O tetracampeão do US Open alcançou a marca recorde de 10 finais masculinas em Nova York. Mais um título em Flushing Meadows permitiria ao sérvio superar os 24 títulos de Grand Slam (em simples) de Margaret Court e assumir, de forma isolada, o recorde histórico.
Ele chegou à final do Australian Open este ano após vencer Jannik Sinner em uma semifinal de cinco sets e também alcançou a semifinal de Wimbledon, mas a derrota no Cincinnati Open, neste mês, serviu como um lembrete dos limites físicos que ele precisa administrar.

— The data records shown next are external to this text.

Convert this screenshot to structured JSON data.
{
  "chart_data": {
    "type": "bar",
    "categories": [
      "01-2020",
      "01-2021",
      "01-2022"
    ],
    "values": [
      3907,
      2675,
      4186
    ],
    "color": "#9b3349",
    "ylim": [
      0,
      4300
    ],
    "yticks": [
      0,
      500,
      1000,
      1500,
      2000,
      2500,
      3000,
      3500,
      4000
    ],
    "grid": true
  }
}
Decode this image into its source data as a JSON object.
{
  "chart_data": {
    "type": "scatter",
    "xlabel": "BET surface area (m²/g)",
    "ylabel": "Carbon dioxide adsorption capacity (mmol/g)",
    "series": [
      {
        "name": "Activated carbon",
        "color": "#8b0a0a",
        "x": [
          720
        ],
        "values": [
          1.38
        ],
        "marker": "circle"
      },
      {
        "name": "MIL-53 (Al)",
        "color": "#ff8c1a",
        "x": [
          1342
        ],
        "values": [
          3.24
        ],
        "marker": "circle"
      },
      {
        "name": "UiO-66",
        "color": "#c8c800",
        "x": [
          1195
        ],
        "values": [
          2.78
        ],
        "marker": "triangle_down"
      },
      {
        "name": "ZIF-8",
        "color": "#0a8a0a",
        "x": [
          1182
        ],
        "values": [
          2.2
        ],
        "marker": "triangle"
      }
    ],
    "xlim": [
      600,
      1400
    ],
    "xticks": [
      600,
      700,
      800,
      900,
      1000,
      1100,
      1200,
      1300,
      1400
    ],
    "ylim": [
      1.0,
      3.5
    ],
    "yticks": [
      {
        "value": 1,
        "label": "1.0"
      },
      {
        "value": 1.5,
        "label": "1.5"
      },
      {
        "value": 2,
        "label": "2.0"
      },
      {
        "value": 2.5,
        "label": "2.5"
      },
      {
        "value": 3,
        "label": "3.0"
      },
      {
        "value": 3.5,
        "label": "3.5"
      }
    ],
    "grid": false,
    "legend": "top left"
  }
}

Em sua primeira partida desde Wimbledon, Djokovic dominou o primeiro set contra o argentino Thiago Agustín Tirante antes de ser afetado pela umidade sufocante.
O sérvio chegou a cair de joelhos durante um game de serviço de 18 minutos no segundo set e recebeu atendimento médico antes de perder a partida por 2-6, 6-4, 6-4.
“É simplesmente um problema de saúde que tenho. Isso vem me incomodando nos últimos anos”, disse Djokovic após o jogo.